En definitiva, la diversión requiere sacrificios, y éstos no sólo son económicos, sino también rituales o simbólicos. ¿Qué hace el turista ante una obra maestra, ya habiendo pagado el vuelo, el hotel, las caras comidas, los suvenires, la entrada a los museos?. Sacrificar lo único que le queda, su familia. Uno coloca a su familia delante de una obra maestra y hace click. Y eso durante miles y miles de veces, como pude observar el museo de el Musée de l'Orangerie donde saqué estas fotos de gente haciéndose fotos delante de los Nenufares. Robarles con la cámara ese instante me producía un placer fetichista, al obtener un momento no reservado para mí del que me apropiaba. Además, claro, estaba el asunto del sadismo: ver como todos esos fotógrafos, en su mayoría padres y madres de familia, sacrificaban a sus familias y las hundían en el agua cenagosa y putrefacta de los nenúfares. Esa agua pestilente que para mí es el SXIX y la historia del arte en general donde llevo tanto años hundido, y comprobar cómo ese montón de gente quería hundirse conmigo.
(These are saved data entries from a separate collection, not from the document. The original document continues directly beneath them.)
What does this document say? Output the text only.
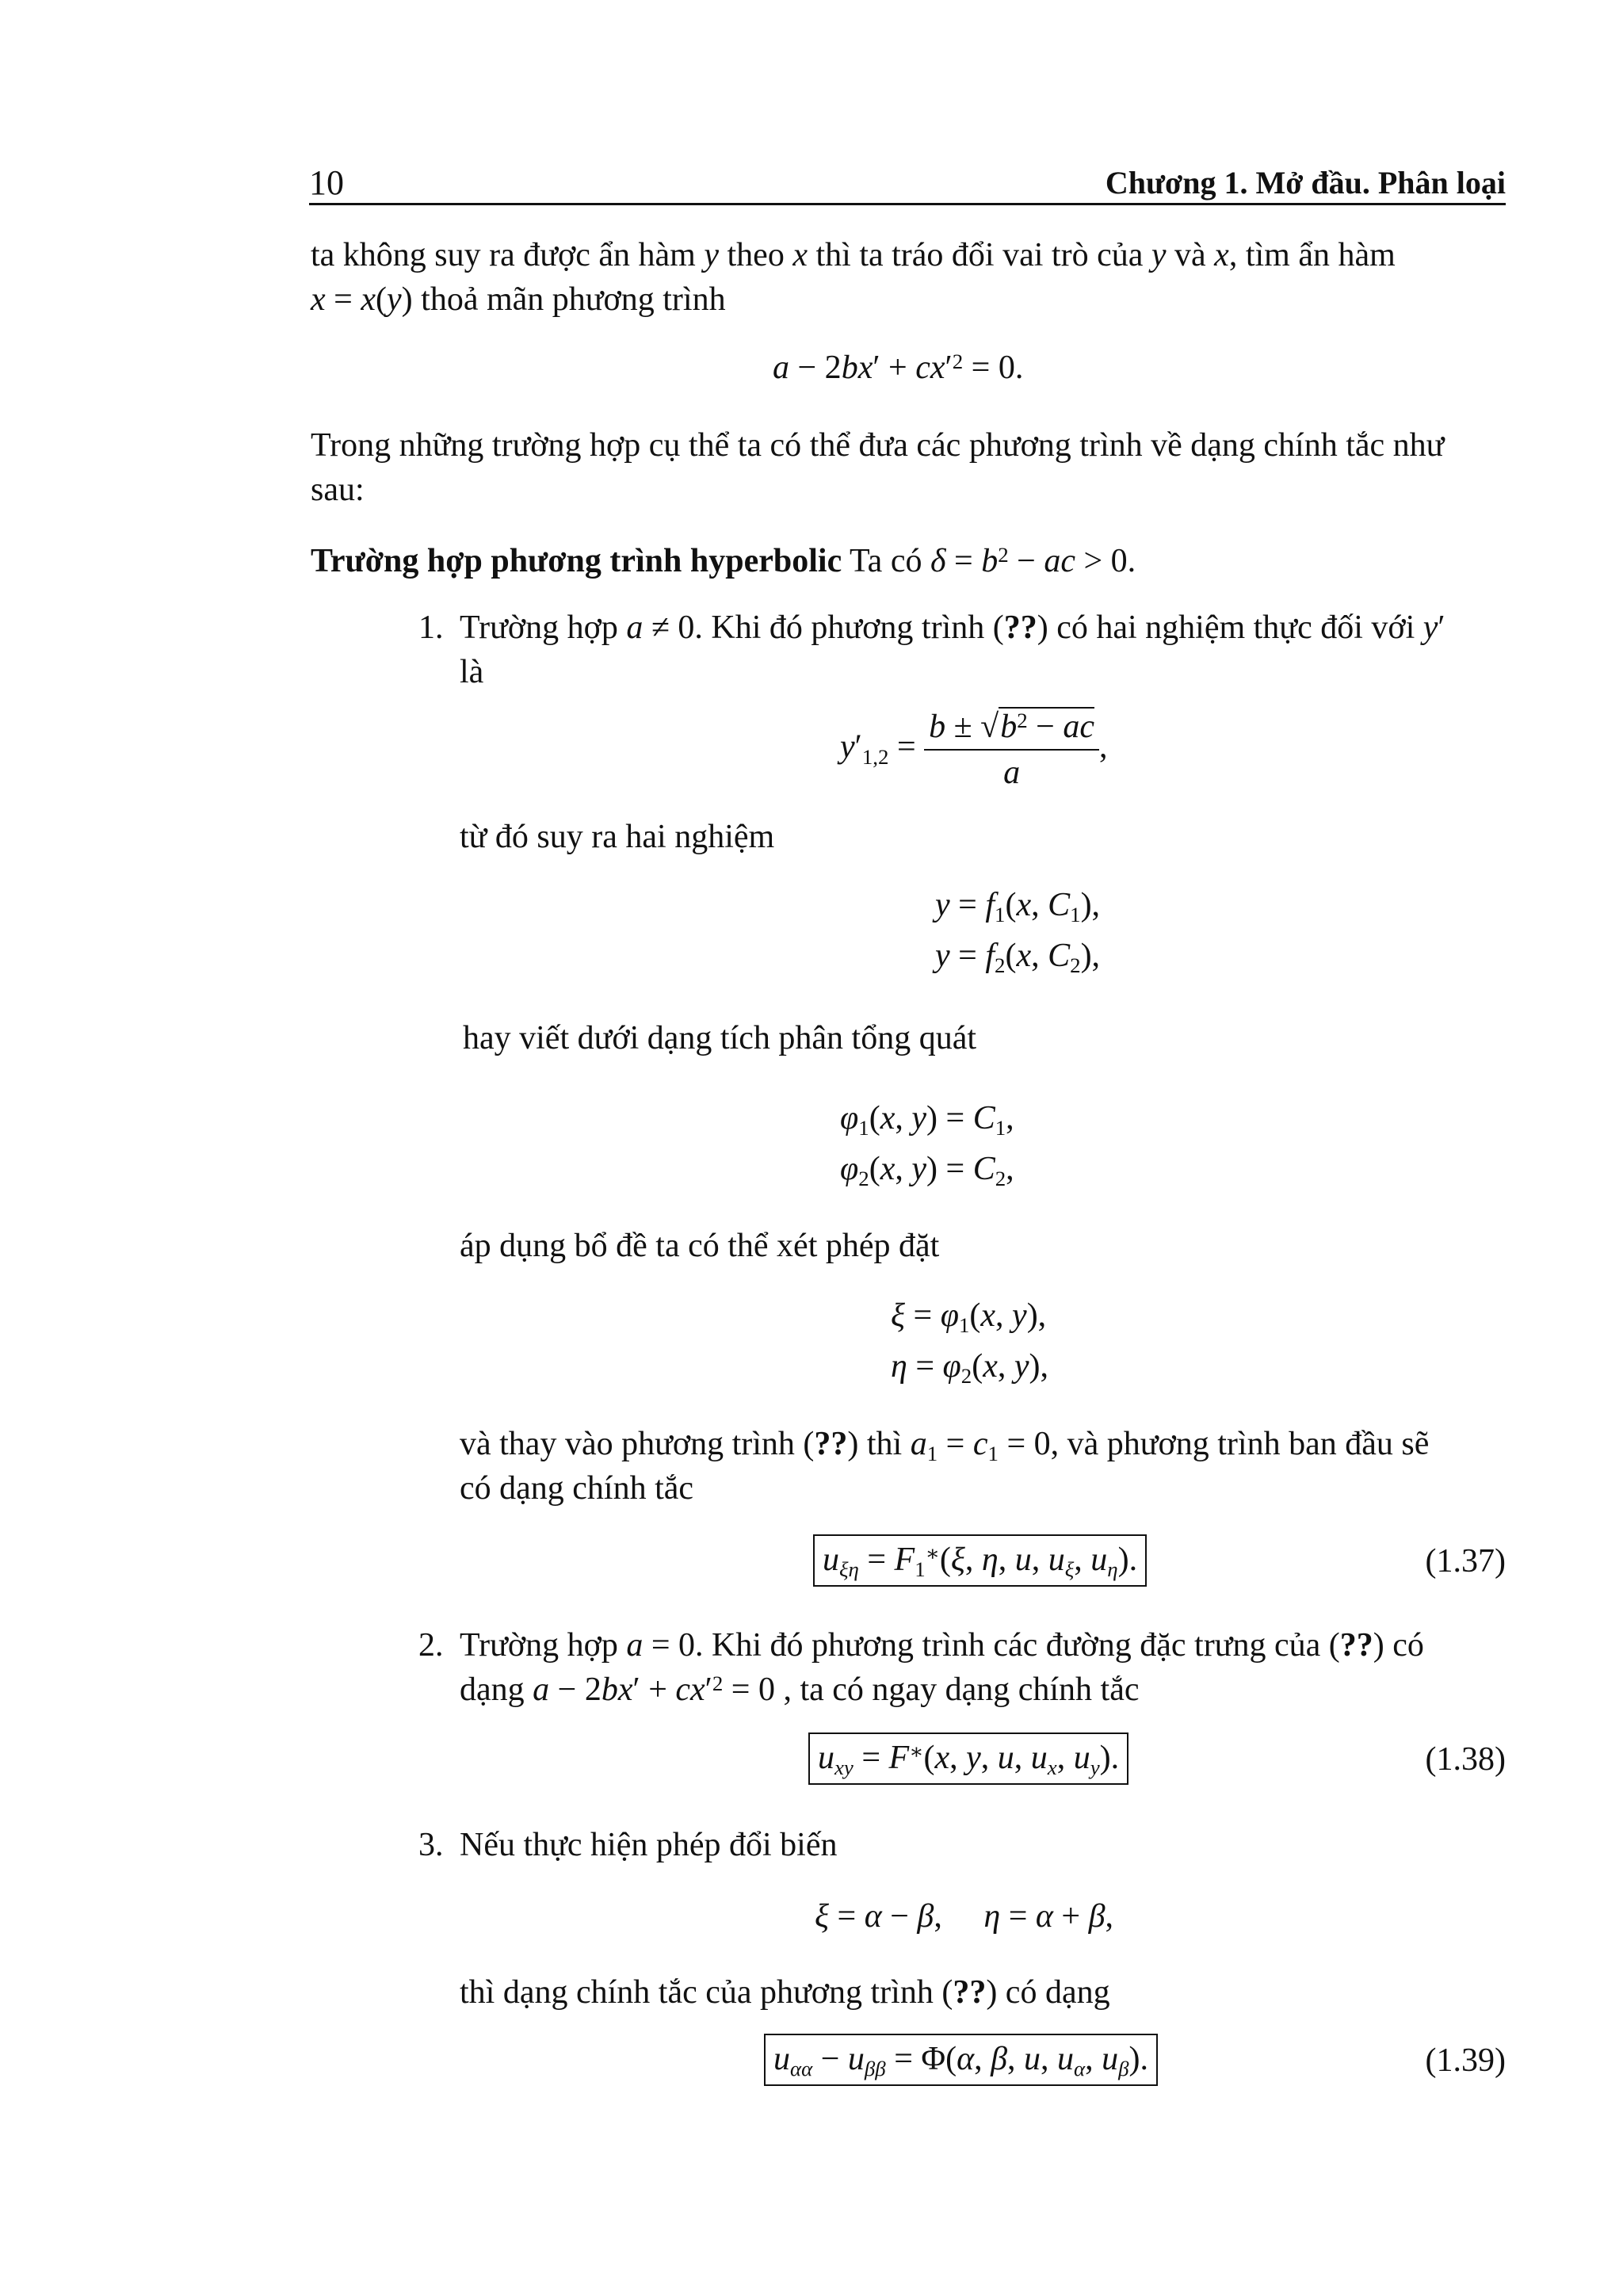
10	Chương 1. Mở đầu. Phân loại
ta không suy ra được ẩn hàm y theo x thì ta tráo đổi vai trò của y và x, tìm ẩn hàm
x = x(y) thoả mãn phương trình
$a - 2bx' + cx'^2 = 0$.
Trong những trường hợp cụ thể ta có thể đưa các phương trình về dạng chính tắc như
sau:
Trường hợp phương trình hyperbolic Ta có $\delta = b^2$ − ac > 0.
1. Trường hợp a ≠ 0. Khi đó phương trình (??) có hai nghiệm thực đối với y′
là
$y'_{1,2} = \frac{b \pm √b^2 - ac}{a}$ ,
từ đó suy ra hai nghiệm
$y = f_1(x$, $C_1$),
$y = f_2(x$, $C_2$),
hay viết dưới dạng tích phân tổng quát
$\varphi_1(x$, $y) = C_1$,
$\varphi_2(x$, $y) = C_2$,
áp dụng bổ đề ta có thể xét phép đặt
$\xi = \varphi_1(x$, y),
$\eta = \varphi_2(x$, y),
và thay vào phương trình (??) thì $a_1 = c_1 = 0$, và phương trình ban đầu sẽ
có dạng chính tắc
$u_{\xi\eta} = F_1^∗(\xi$, η, u, $u_\xi$, $u_\eta$).	(1.37)
2. Trường hợp a = 0. Khi đó phương trình các đường đặc trưng của (??) có
dạng $a - 2bx' + cx'^2 = 0$ , ta có ngay dạng chính tắc
$u_{xy} = F^∗(x$, y, u, $u_x$, $u_y$).	(1.38)
3. Nếu thực hiện phép đổi biến
ξ = α − β,     η = α + β,
thì dạng chính tắc của phương trình (??) có dạng
$u_{\alpha\alpha} - u_{\beta\beta} = \Phi(\alpha$, β, u, $u_\alpha$, $u_\beta$).	(1.39)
Indudablemente me gusta mucho más la gente que el arte.














































8 comments:

Atiras said...

ole, ole y ole!
sacrificando familias enfrente de la Monalisa, comprando tazas con su cara y pagando circuitos estafa en el 104. Eso es consumir cultura y mover divisas, y lo demás son tonterías.
Eso si, la Monalisa nadie la comprende como la comprendo yo, que tengo una sensibilidad muy especial por el arte...
Ala! a mirar Paris!

Nacho Palomitas en los ojos said...

Chica sí que fue una estafa tooootal. Que el sabado fuimos a un centro de cultura y creación contemporánea, y pagamos por un tour donde te enseñaban el atelier de los artistas posmodernos que allí residían (alli vive Tricky el del hip hop) y fue una estafa total, ni artistas posmodernos ni nada. Si alguien os propone ir al 104 (http://www.104.fr/) huid. Porque es una estafa (esta fatal), es un coñazo, y es una mierda de centro hecho además en un barrio bastante degenerado de inmigrantes donde buena faltan les hacían piscinas, centros deportivos y sociales, y no esa absurdez moderna. ¡¡¡NO A LOS CENTROS ARTÍSTICOS, SÍ A LAS PISCINAS MUNICIPALES!!!¡¡¡NO AL ARTE POSMODERNO, SÍ A LOS HONGOS EN LOS PIES!!!

Unknown said...

Recuerdo hace más de veinte años en El Prado; había un grupo de turistas japoneses con una guía que los llevaba de sala en sala. Cuando llegaron a la sala donde estaba yo, me sorprendió ver que los japoneses jamás desviaban la vista, sólo miraban el cuadro recomendado por la guía, y ninguno de los otros en la sala. Los seguí hasta la próxima sala, y lo mismo, ¡no podía creer tanta disciplina!
Para eso, se hubiesen quedado en Tokio o Yokohama con un buen libro de arte...

Nacho Palomitas en los ojos said...

Yo la verdad, lo único que me fijé es como gritaban las guías rusas... ¡¡¡que voces!!!. Tenía que subir el volumen del nano-pod que siempre llevo para amortiguar el ruido de las sandalias...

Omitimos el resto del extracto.